The experts from BeyondTrust, a security firm, have tested this concept. They have studied all the vulnerabilities discovered last year in Windows, Office and Internet Explorer, which totaled to 200+. As a result, about 60% of all breaches were mitigated by using a profile with limited rights. If we speak about critical vulnerabilities, which are capable of inflicting serious harm on the system, about 90% of Windows 7 and 81% of other Microsoft product breaches could be avoided by using the limited rights approach. Moreover, according to BeyondTrust, Office and Internet Explorer using such a method eliminated all threats. Gives some pabulum for thought, doesn’t it?

Backup

There is an entire class of issues which cannot be tackled by the antivirus as they are none of its business. Such problems include hardware failure, user mistake, and maloperation of legitimate software. The result is always the same: priceless photos and documents are destroyed, and all you can do is pull your hair out in desperation, or… restore the information from a backup copy. Provided, of course, that such exists and is up-to-date, which is achievable by regular backups, whether daily or at least weekly.

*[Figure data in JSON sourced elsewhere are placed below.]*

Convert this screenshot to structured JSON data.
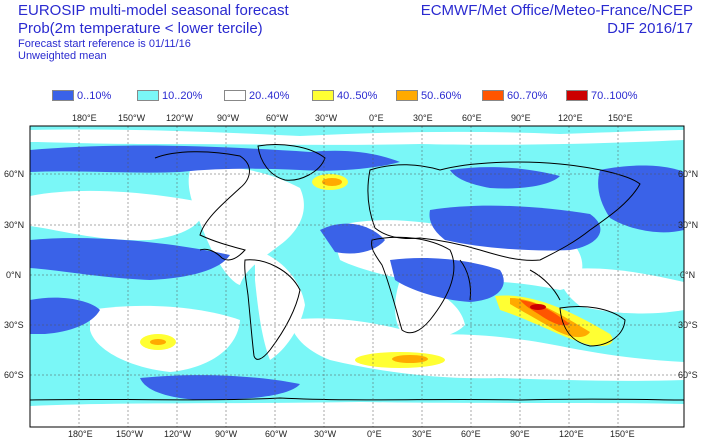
{
  "header": {
    "title_line1": "EUROSIP multi-model seasonal forecast",
    "title_line2": "Prob(2m temperature < lower tercile)",
    "forecast_ref": "Forecast start reference is 01/11/16",
    "mean_type": "Unweighted mean",
    "centres": "ECMWF/Met Office/Meteo-France/NCEP",
    "season": "DJF 2016/17"
  },
  "legend": [
    {
      "label": "0..10%",
      "color": "#3a62e8"
    },
    {
      "label": "10..20%",
      "color": "#7af7f7"
    },
    {
      "label": "20..40%",
      "color": "#ffffff"
    },
    {
      "label": "40..50%",
      "color": "#ffff33"
    },
    {
      "label": "50..60%",
      "color": "#ffaa00"
    },
    {
      "label": "60..70%",
      "color": "#ff5500"
    },
    {
      "label": "70..100%",
      "color": "#cc0000"
    }
  ],
  "map": {
    "longitude_labels": [
      "180°E",
      "150°W",
      "120°W",
      "90°W",
      "60°W",
      "30°W",
      "0°E",
      "30°E",
      "60°E",
      "90°E",
      "120°E",
      "150°E"
    ],
    "latitude_labels": [
      "60°N",
      "30°N",
      "0°N",
      "30°S",
      "60°S"
    ]
  }
}
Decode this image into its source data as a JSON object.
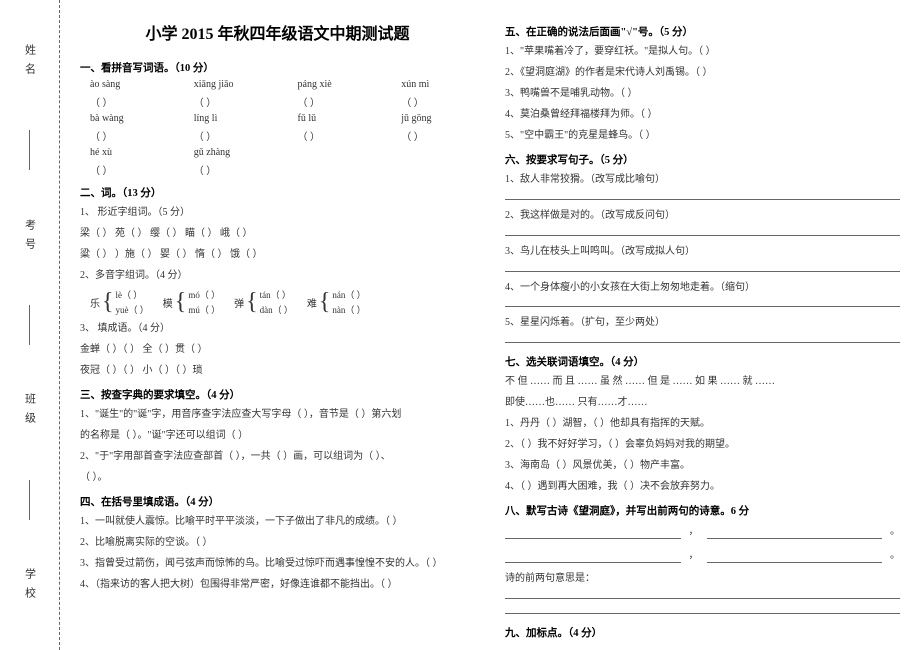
{
  "binding": {
    "labels": [
      "姓名",
      "考号",
      "班级",
      "学校"
    ]
  },
  "title": "小学 2015 年秋四年级语文中期测试题",
  "left": {
    "s1": {
      "h": "一、看拼音写词语。（10 分）",
      "row1": [
        "ào  sàng",
        "xiāng  jiāo",
        "páng  xiè",
        "xún  mì"
      ],
      "row2": [
        "bà  wàng",
        "líng   lì",
        "fǔ   lǔ",
        "jū  gōng"
      ],
      "row3": [
        "hé   xù",
        "gǔ  zhàng",
        "",
        ""
      ]
    },
    "s2": {
      "h": "二、词。（13 分）",
      "sub1": "1、 形近字组词。（5 分）",
      "pairs": [
        "梁（        ）   苑（        ）   缨（        ）  瞄（        ）   峨（        ）",
        "粱（        ）   ）施（        ）   婴（        ）  惰（        ）   饿（        ）"
      ],
      "sub2": "2、多音字组词。（4 分）",
      "multi": {
        "items": [
          {
            "c": "乐",
            "a": "lè（        ）",
            "b": "yuè（        ）"
          },
          {
            "c": "模",
            "a": "mó（        ）",
            "b": "mú（        ）"
          },
          {
            "c": "弹",
            "a": "tán（        ）",
            "b": "dàn（        ）"
          },
          {
            "c": "难",
            "a": "nán（        ）",
            "b": "nàn（        ）"
          }
        ]
      },
      "sub3": "3、 填成语。（4 分）",
      "fill1": "金蝉（        ）（        ）            全（        ）贯（        ）",
      "fill2": "夜冠（        ）（        ）            小（        ）（        ）琐"
    },
    "s3": {
      "h": "三、按查字典的要求填空。（4 分）",
      "l1": "1、\"诞生\"的\"诞\"字，用音序查字法应查大写字母（        ），音节是（        ）第六划",
      "l2": "的名称是（        ）。\"诞\"字还可以组词（                                ）",
      "l3": "2、\"于\"字用部首查字法应查部首（        ），一共（        ）画，可以组词为（        ）、",
      "l4": "（        ）。"
    },
    "s4": {
      "h": "四、在括号里填成语。（4 分）",
      "l1": "1、一叫就使人震惊。比喻平时平平淡淡，一下子做出了非凡的成绩。（                ）",
      "l2": "2、比喻脱离实际的空谈。（                ）",
      "l3": "3、指曾受过箭伤，闻弓弦声而惊怖的鸟。比喻受过惊吓而遇事惶惶不安的人。（                ）",
      "l4": "4、（指来访的客人把大树）包围得非常严密，好像连谁都不能挡出。（                ）"
    }
  },
  "right": {
    "s5": {
      "h": "五、在正确的说法后面画\"√\"号。（5 分）",
      "l1": "1、\"苹果嘴着冷了，要穿红袄。\"是拟人句。（        ）",
      "l2": "2、《望洞庭湖》的作者是宋代诗人刘禹锡。（        ）",
      "l3": "3、鸭嘴兽不是哺乳动物。（        ）",
      "l4": "4、莫泊桑曾经拜福楼拜为师。（        ）",
      "l5": "5、\"空中霸王\"的克星是蜂鸟。（        ）"
    },
    "s6": {
      "h": "六、按要求写句子。（5 分）",
      "l1": "1、敌人非常狡猾。（改写成比喻句）",
      "l2": "2、我这样做是对的。（改写成反问句）",
      "l3": "3、鸟儿在枝头上叫鸣叫。（改写成拟人句）",
      "l4": "4、一个身体瘦小的小女孩在大街上匆匆地走着。（缩句）",
      "l5": "5、星星闪烁着。（扩句，至少两处）"
    },
    "s7": {
      "h": "七、选关联词语填空。（4 分）",
      "opts1": "不 但 …… 而 且 ……      虽 然 …… 但 是 ……      如 果 …… 就 ……",
      "opts2": "即使……也……       只有……才……",
      "l1": "1、丹丹（        ）湖智，（        ）他却具有指挥的天赋。",
      "l2": "2、（        ）我不好好学习，（        ）会辜负妈妈对我的期望。",
      "l3": "3、海南岛（        ）风景优美，（        ）物产丰富。",
      "l4": "4、（        ）遇到再大困难，我（        ）决不会放弃努力。"
    },
    "s8": {
      "h": "八、默写古诗《望洞庭》，并写出前两句的诗意。6 分",
      "poem_prefix": "诗的前两句意思是："
    },
    "s9": {
      "h": "九、加标点。（4 分）"
    }
  }
}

There are threats to your data brought by malware, and backup could be the only way to avoid a desperate situation. Among such are Trojans with data encryption capabilities, a.k.a. ransomware, recently invented by cybercriminals. They hold your data hostage, encrypt it and ask for a ransom of 5 to 2000 USD. The hackers posses a unique encryption key, so help is nowhere to be found, except probably, an external hard drive with the backup copy of the data which was encrypted.

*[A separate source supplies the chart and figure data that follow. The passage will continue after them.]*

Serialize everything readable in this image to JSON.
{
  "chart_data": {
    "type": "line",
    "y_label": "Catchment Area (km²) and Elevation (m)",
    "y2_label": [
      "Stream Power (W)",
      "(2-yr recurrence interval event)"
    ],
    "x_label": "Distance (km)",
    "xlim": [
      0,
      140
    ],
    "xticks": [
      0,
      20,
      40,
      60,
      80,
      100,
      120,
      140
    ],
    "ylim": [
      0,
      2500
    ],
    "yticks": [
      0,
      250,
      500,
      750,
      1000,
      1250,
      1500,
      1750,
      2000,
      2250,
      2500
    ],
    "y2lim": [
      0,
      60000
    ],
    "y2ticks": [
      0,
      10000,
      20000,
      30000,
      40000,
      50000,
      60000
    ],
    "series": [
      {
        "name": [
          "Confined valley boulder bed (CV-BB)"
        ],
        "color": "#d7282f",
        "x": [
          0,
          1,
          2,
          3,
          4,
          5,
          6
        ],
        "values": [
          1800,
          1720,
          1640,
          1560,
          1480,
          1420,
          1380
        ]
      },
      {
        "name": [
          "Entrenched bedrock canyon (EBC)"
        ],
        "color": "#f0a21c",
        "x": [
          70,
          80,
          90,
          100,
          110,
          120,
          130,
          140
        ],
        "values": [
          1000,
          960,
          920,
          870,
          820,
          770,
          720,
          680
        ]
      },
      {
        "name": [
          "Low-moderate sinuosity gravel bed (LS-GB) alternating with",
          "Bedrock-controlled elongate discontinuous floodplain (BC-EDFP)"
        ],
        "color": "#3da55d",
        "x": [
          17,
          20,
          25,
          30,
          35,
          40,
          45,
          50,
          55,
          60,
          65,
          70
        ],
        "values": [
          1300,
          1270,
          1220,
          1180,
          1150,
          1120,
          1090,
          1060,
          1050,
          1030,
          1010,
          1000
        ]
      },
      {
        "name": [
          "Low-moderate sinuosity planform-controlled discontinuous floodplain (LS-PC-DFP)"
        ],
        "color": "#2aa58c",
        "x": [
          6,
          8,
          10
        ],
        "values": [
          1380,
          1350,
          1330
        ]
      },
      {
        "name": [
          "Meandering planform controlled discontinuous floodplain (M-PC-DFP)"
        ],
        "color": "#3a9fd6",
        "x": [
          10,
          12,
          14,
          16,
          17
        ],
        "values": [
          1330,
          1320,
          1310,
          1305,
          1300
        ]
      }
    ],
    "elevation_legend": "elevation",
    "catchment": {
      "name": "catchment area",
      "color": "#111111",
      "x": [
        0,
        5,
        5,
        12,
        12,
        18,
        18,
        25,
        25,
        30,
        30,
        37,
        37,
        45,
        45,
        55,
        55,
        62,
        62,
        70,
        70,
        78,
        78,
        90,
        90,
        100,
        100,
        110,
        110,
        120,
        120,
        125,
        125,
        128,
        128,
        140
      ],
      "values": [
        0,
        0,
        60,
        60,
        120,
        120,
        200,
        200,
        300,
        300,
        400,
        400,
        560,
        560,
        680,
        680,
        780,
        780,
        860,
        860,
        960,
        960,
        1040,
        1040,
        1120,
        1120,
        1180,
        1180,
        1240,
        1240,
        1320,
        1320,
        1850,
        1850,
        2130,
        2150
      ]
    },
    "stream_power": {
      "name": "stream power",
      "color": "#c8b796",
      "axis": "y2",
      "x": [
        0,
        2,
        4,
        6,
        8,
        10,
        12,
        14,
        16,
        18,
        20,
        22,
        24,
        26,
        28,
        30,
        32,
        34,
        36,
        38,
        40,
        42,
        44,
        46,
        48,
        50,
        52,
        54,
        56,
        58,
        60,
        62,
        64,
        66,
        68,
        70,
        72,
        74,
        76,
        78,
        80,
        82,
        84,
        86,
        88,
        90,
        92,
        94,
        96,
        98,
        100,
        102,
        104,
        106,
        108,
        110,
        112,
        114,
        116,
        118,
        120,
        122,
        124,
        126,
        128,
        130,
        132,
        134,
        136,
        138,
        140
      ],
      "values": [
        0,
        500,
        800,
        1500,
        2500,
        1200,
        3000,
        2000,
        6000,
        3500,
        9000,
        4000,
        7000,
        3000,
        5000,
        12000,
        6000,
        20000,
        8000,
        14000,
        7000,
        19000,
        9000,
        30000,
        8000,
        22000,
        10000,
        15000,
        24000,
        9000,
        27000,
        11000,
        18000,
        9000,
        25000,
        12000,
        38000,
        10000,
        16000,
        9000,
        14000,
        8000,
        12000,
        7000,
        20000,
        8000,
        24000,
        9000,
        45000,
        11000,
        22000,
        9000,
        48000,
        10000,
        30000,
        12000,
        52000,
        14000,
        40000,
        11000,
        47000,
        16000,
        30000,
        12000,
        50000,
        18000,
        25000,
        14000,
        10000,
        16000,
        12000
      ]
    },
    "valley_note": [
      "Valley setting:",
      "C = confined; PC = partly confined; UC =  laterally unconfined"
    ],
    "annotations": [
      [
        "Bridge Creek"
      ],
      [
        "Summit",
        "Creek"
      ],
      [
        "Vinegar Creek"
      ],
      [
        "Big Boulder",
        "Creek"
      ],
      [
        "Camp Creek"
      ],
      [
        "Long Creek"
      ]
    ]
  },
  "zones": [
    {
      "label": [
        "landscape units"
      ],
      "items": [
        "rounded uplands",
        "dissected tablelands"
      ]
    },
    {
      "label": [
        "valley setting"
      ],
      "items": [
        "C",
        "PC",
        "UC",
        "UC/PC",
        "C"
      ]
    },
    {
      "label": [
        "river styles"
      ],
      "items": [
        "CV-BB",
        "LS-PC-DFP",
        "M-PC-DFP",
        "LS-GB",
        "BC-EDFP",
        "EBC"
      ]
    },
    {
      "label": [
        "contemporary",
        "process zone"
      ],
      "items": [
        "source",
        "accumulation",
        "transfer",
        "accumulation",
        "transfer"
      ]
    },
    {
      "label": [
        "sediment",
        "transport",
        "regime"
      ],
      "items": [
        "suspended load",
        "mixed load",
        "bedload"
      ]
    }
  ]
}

‘But that’s the antivirus’s job to protect the data!’ you’d exclaim. Ideally, that is true, and the new Kaspersky Anti-Virus and Kaspersky Internet Security even offer a special feature for such security events. But in real life, there are a lot of ‘buts’. The most notorious ‘but’ is when a user is tricked into disabling the anti-virus just before executing a certain malicious file. Or kids could do it. So, a backup copy is essential, and, considering the threat coming from the ransomware, it must reside on a drive which is not plugged into the system all the time, otherwise it could be encrypted as well.

Good habits

It’s good to have a reliable anti-virus solution and the most up-to-date versions of OS and browser, or use a profile with limited rights whilst working. But, first and foremost, you must check regularly if your defense is robust. In order to limit the chances of being affected by any security threats, one should practice the following PC habits:

  1. If a random person or organization sends you a file or a link you were not expecting, just delete this mail or instant message right away without following the link or opening the file. If a suspicious link or file was sent by someone you know, check with him/her to make sure it was he/she who sent it to you.
  2. Mail from web services you use (Apple, Google, Facebook, e-banking service, etc.) containing security alerts should be checked the following way: go to organization’s web site but not via the link you received. Open the page and log-in your credentials, then check whether you have problems accessing the service. Should something be wrong, contact the customer service, but do not do it using the suspicious email.
  3. Random web sites do not check your PC for viruses. Neither do they organize raffles so you could win an iPad. They do not require you to download the player in order to play the video directly from the web site. In other words, if you are offered to download or run anything, it’s time you came to your senses and closed the web page.
  4. Besides links and emails, threats are common for USB thumb drives. Running a quick check of detachable storage (flash drives, cameras, players, SD cards) should become your routine when you plug them into your PC, as they could have been connected to any other machine before. By the way, the autorun capability on detachable storage should be disabled on your computer.
  5. Ensure you have deployed correct PC settings so no threats infiltrate your system with inadvertent ‘help’ of guests or irresponsible family members. Provide Guest access rights to guests and have parental control in place for your kids. Login as a User and do not use Administrator profile for daily work.

We hope these simple tips would help you in your battle against malware.